UNICEF schlägt Alarm

Der Ruf nach mehr Schutz für Kinder wird laut.
In Haiti sind nach Informationen des UNO-Kinderhilfswerks UNICEF 15 Kinder aus Krankenhäusern verschwunden. Wie UNICEF am Freitag in Genf mitteilte, besteht der Verdacht, dass die Kinder verschleppt wurden.

Vor Schleppern und Kinderhändlern, die die Situation in Haiti ausnützen, warnte neben UNICEF bereits etwa das entwicklungspolitische Kinderhilfswerk terre des hommes. Kinderhändler würden erfahrungsgemäß Notlagen wie jetzt in Haiti ausnutzen, teilte die Hilfsorganisation in Deutschland mit.

"Wir brauchen deshalb schnell Schutzmechanismen und konkrete Angebote, die verlassene Kinder aufnehmen und sie vor Verbrechen wie Kinderhandel und illegaler Adoption schützen", sagte Geschäftsführerin Danuta Sacher.

Warnung vor Auslandsadoptionen
UNICEF warnte ebenfalls vor überstürzten Auslandsadoptionen von Waisen. Familienzusammenführungen stünden nach dem verheerenden Erdbeben an erster Stelle, so eine Sprecherin. Falls die Eltern ums Leben gekommen seien, solle zunächst versucht werden, die Waisen bei Verwandten unterzubringen.

"Das letzte Mittel ist eine Auslandsadoption." Soweit irgendwie möglich, solle das Kind in seinem Geburtsland bleiben, empfahl die Sprecherin.

Keine Suche nach lebenden Verwandten
In vielen Fällen würden die Kinder so rasch ins Ausland gebracht, dass keine Zeit bleibe, nach überlebenden Verwandten zu suchen, kritisierten unter anderem die Organisationen World Vision und Save the Children. "Die Erfahrung hat gezeigt, dass die meisten Kinder überlebende Verwandte haben. Die Anstrengungen müssen dahin gehen, diese zu finden und die Familien wieder zusammenzuführen."

Derzeit habe das Internationale Rote Kreuz in Haiti mehr als 22.000 Personen auf Suchlisten registriert.

Neue Eltern in den Niederlanden
Derzeit verlassen jeden Tag Flugzeuge mit Dutzenden Kindern an Bord den Karibikstaat - Ziel ist meist Europa oder die USA. Am Donnerstag landete eine Maschine mit 106 Kindern aus der Hauptstadt Port-au-Prince etwa im niederländischen Eindhoven. Reporter berichteten, die Kinder seien zwischen sechs Monate und sieben Jahre alt gewesen.
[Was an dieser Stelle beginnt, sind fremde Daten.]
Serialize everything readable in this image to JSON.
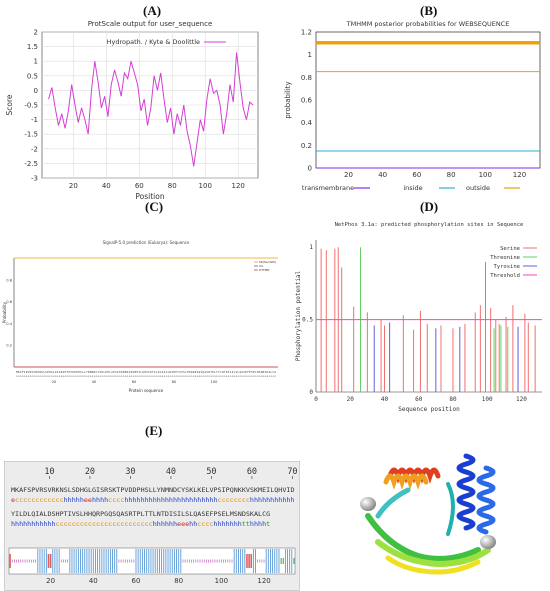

Die Adoptionsagentur, die den Flug organisiert hatte, versicherte gegenüber Journalisten, dass bis auf neun Kinder alle bereits neue Eltern in den Niederlanden und Luxemburg hätten.

Nur mit Begleitung über Landesgrenze
Klare Adoptionsrichtlinien der haitianischen Regierung seien notwendig, forderten die Hilfsorganisationen. Besorgt sei man auch, dass die Kinder vermehrt ohne Begleitung in die benachbarte Dominikanische Republik geschickt würden. Kinder sollten Haiti derzeit nur in Begleitung von Verwandten verlassen dürfen, auch zur medizinischen Versorgung.

Kinder wurden bewusst in Heime gegeben
Viele der rund 50.000 Kinder, die vor dem Beben in Haiti in Krippen und Heimen untergebracht gewesen seien, seien von ihren Familien dorthin gebracht worden, um ihnen eine bessere Versorgung zu ermöglichen, so UNICEF.

"Wir erleben auch, dass Menschen bei uns in Köln anrufen und sagen: 'Ich könnte ein Kind bei mir aufnehmen'", berichtete der deutsche UNICEF-Sprecher Rudi Tarneden gegenüber der Nachrichtenagentur dpa. Das wäre laut Tarneden aber nicht im Interesse der Kinder.

"Stellen Sie sich umgekehrt einmal vor, in Hamburg oder Köln wäre ein schweres Erdbeben, und es würden Helfer aus China einfliegen und die Kinder von der Straße aufsammeln, um sie zu neuen Eltern zu bringen."

Schutzzentren für Minderjährige
UNICEF richtet in Haiti deshalb Schutzzentren für rund 900 Minderjährige ein. "Tausende Kinder im Erdbebengebiet schlagen sich allein durch. Sie sind von Mangelernährung, Krankheiten und Ausbeutung bedroht", sagte Tarneden. Geplant seien auch sichere Zonen für unter Fünfjährige im Katastrophengebiet.

Keine Adoptionen in Österreich
In Österreich gibt es laut Außenministerium bisher keine Anträge oder Interessenten für neue, rascher abgewickelte Adoptionen. Viele Anfragen verzeichne man allerdings wegen kurzfristiger Aufenthalte und Besuche von Opfern in Österreich. Viele wollten den traumatisierten Kindern helfen, so ein Sprecher. Diesbezüglich verweise man aber auf zuständige NGOs.